Opinion
6 Div. 318.
January 12, 1939. Rehearing Denied February 9, 1939.
Appeal from Circuit Court, Jefferson County; Robt. J. Wheeler, Judge.
M. B. Grace and Ivey F. Lewis, both of Birmingham, for appellant.
The reviewing court has the duty to revise conclusions of the trial judge on questions of fact where, in its opinion, after making all proper allowances and indulging all reasonable intendments in favor of the trial court, the reviewing court reaches the clear conclusion that the finding and judgment is wrong. Norris v. Neely, Ala.App., 180 So. 124; Taylor v. Hoffman, 231 Ala. 39, 163 So. 339; J. R. Watkins Co. v. Williams, 233 Ala. 135, 170 So. 194; Carraway v. Graham, 218 Ala. 453, 118 So. 807.

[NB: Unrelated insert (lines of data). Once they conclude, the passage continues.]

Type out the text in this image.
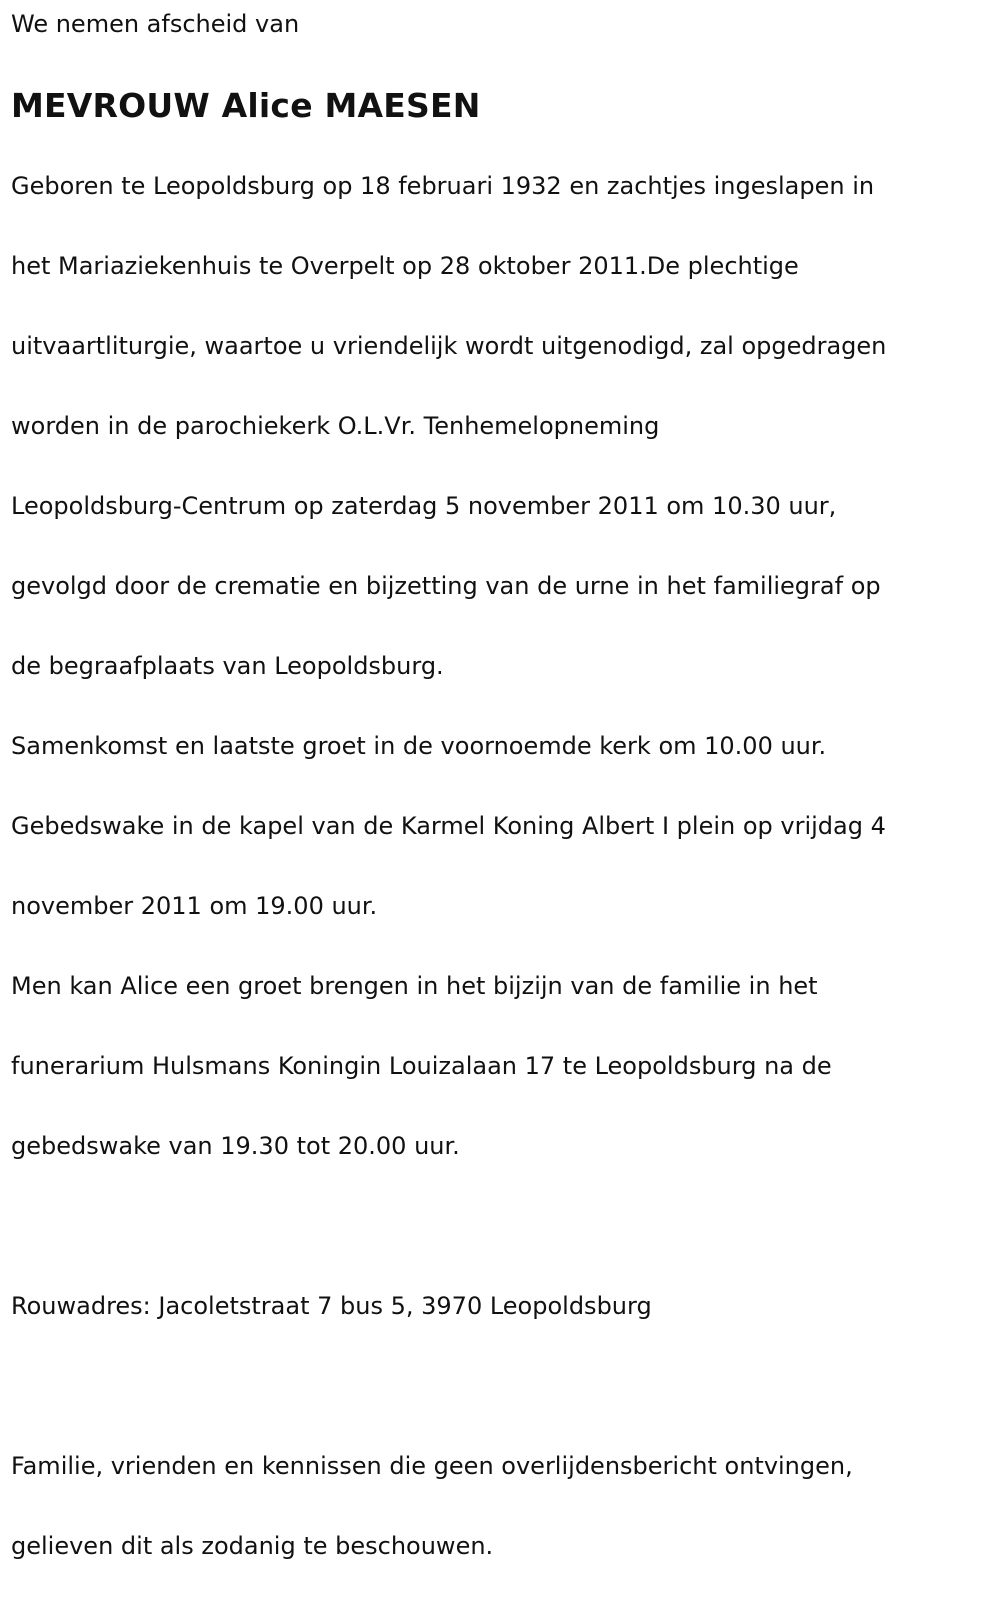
We nemen afscheid van
MEVROUW Alice MAESEN

Geboren te Leopoldsburg op 18 februari 1932 en zachtjes ingeslapen in

het Mariaziekenhuis te Overpelt op 28 oktober 2011.De plechtige

uitvaartliturgie, waartoe u vriendelijk wordt uitgenodigd, zal opgedragen

worden in de parochiekerk O.L.Vr. Tenhemelopneming

Leopoldsburg-Centrum op zaterdag 5 november 2011 om 10.30 uur,

gevolgd door de crematie en bijzetting van de urne in het familiegraf op

de begraafplaats van Leopoldsburg.

Samenkomst en laatste groet in de voornoemde kerk om 10.00 uur.

Gebedswake in de kapel van de Karmel Koning Albert I plein op vrijdag 4

november 2011 om 19.00 uur.

Men kan Alice een groet brengen in het bijzijn van de familie in het

funerarium Hulsmans Koningin Louizalaan 17 te Leopoldsburg na de

gebedswake van 19.30 tot 20.00 uur.

Rouwadres: Jacoletstraat 7 bus 5, 3970 Leopoldsburg

Familie, vrienden en kennissen die geen overlijdensbericht ontvingen,

gelieven dit als zodanig te beschouwen.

F. D. McArthur, of Birmingham, for appellee.
Findings of fact in equity suit on conflicting evidence will not be disturbed on appeal. Cox v. Stollenwerck, 213 Ala. 390, 104 So. 756; Smith v. Allen, 215 Ala. 652, 112 So. 224; Bogan v. Daughdrill, 51 Ala. 312; Jackson v. Jackson, 204 Ala. 257, 85 So. 482; Grayson v. George, 226 Ala. 106, 145 So. 427; Donald v. Reynolds, 228 Ala. 513, 516, 154 So. 530.
This appeal challenges the action of the trial court in denying the petition for reasonable attorneys' fees.
The instant case is reported as Wilkinson et al. v. Wright et al., 228 Ala. 243, 153 So. 204. We take judicial knowledge of the former proceeding. Frazer et al. v. First Nat. Bank of Mobile, 235 Ala. 252, 178 So. 441.
The subject before us was considered and the authorities collected in the case of Frazer et al. v. First Nat. Bank of Mobile, supra.
Attorneys' fees will be charged to the interest in truth and in fact represented. The fact that the representation incidentally resulted in benefit to the other cestuis que trustent did not authorize charging them with attorneys' fees. Frazer et al. v. First Nat. Bank of Mobile, 235 Ala. 252, 257, 178 So. 441; Willett Willett et al. v. First Nat. Bank of Anniston et al., 234 Ala. 577, 176 So. 344; Dent et al. v. Foy et al., 210 Ala. 160, 97 So. 627; Bidwell v. Johnson et al., 191 Ala. 195, 67 So. 985. To like effect was Wood et al. v. Amos, 236 Ala. 477, 183 So. 639.
In this case the evidence was taken ore tenus and was conflicting. The trial judge had the witnesses before him and heard the testimony. The presumptions of verity that obtain have application. Hodge et al. v. Joy et al., 207 Ala. 198, 92 So. 171.
It has long been the rule that in equity the finding of the judge or chancellor on conflicting evidence will not be disturbed unless clearly wrong, "unless there is a decided preponderance of the evidence against its correctness." Bogan v. Daughdrill, 51 Ala. 312. This is the rule to this day (Jackson v. Jackson et al., 204 Ala. 257, 85 So. 482); otherwise stated in the later decisions: "* * * unless it is contrary to the great weight of the evidence, plainly erroneous, and manifestly wrong and unjust." Donald v. Reynolds, 228 Ala. 513, 154 So. 530, 532; Grayson v. George et al., 226 Ala. 106, 145 So. 427, and authorities collected; Fitzpatrick v. Stringer, 200 Ala. 574, 76 So. 932.
We have examined the record and find no error in the action of the trial court in denying the petition within the rule of the decisions of this Court. It would serve no good purpose to discuss the evidence in detail.
The decree is therefore affirmed.
Affirmed.
ANDERSON, C. J., and BROWN and KNIGHT, JJ., concur.